The main keynote topic for today at VMworld was how to address the coming cloud tsunami. Pat citing his own researchers believes that 50% of all workloads (OS instances) will be running in public and private cloud by 2021 and by 2030, 50% of all workloads will be running in the Public Cloud alone. So today VMware announced two new offerings: VMware Cloud Foundation and VMware Cross-Cloud Services.
Cloud Foundation appears to be a bundling of VMware’s SDDC, NSX®, Virtual SAN™ (VSAN) and vSphere® solutions, into a single, integrated stack/package that can be sold and licensed together.
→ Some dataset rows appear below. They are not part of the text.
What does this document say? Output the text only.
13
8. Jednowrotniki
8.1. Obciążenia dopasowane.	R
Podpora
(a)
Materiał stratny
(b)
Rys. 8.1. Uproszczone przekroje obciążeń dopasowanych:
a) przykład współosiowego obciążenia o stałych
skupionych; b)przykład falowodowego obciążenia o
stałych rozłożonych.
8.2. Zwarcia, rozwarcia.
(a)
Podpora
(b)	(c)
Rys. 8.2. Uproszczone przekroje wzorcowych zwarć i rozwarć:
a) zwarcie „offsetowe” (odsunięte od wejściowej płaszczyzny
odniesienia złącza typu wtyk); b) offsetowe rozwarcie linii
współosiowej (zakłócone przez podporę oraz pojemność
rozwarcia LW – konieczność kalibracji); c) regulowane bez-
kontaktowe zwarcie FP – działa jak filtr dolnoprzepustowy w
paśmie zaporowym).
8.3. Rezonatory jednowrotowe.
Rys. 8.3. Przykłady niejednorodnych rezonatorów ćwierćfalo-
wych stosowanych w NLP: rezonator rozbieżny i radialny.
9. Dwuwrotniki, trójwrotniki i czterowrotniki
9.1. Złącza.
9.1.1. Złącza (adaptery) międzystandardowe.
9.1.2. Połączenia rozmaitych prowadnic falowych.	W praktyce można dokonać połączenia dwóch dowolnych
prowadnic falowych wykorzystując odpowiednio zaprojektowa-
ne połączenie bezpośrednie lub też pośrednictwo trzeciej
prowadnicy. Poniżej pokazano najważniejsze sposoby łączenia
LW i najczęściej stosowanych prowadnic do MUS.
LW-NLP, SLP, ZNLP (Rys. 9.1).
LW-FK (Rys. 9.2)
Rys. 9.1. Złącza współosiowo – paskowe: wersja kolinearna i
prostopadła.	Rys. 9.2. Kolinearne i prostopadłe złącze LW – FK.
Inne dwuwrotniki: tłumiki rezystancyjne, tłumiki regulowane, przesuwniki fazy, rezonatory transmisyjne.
No pricing was provided at the show but essentially VMware want’s to allow customers a simple way to deploy a VMware private cloud.
VMware states that Cloud Foundation offers customers up to 6-8X faster cloud deployment at a TCO savings of >40%.
VMware also announced a joint partnership with IBM to sell Cloud Foundation services residing on the IBM Cloud to their customer base. This broaden’s the availability of VMware cloud service offerings beyond vCloud and on premises Cloud Foundation environments.
Everyone wants to minimize cloud vendor lockin but that’s not possible today except in a few special cases (NetApp Private Storage and similar capabilities from other vendors, cloud storage gateway services, cloud archive services, etc.).
VMware Cross-Cloud Services is the next step down this path, attempting to provide easier workload/data migration, consolidated cost and workload management and security deployment across the public and private cloud boundaries.
Cross-Cloud Services was in tech preview at the show but it’s intended to make use of standard public cloud defined APIs to provide specialized targeted services to allow better cross-cloud migration and management.
The tech preview showed VMware Cross-Cloud Services deploying an NSX gateway in AWS which allowed NSX to control public cloud IP addresses and then once that was done, one could apply security templates to deploy network encryption between apps and its services. VMware used a sniffer to show the before plain text traffic and the after with encrypted traffic, all done in a matter of minutes. They also showed cost trending information for workloads running across the private and public cloud.
Next they showed a demo (movie) of VMware migrating/cloning a simple app to other public and private cloud environments. They had a public cloud Unicycle IOT app running in Ireland/AWS (I think) with a three tier (web, app, database) app structure/instances and then migrated/cloned that single site 3-tier app to be deployed across multiple cloud (web and app tiers) sites with a single database instance running in a private cloud.
I started thinking this is getting us down the path towards cloud virtualization but in the end, it’s much more targeted services, which run in instances/gateways in the public and private cloud to do very specific migration or management activities. Nonetheless a great first step towards more flexible cross-cloud deployment and management.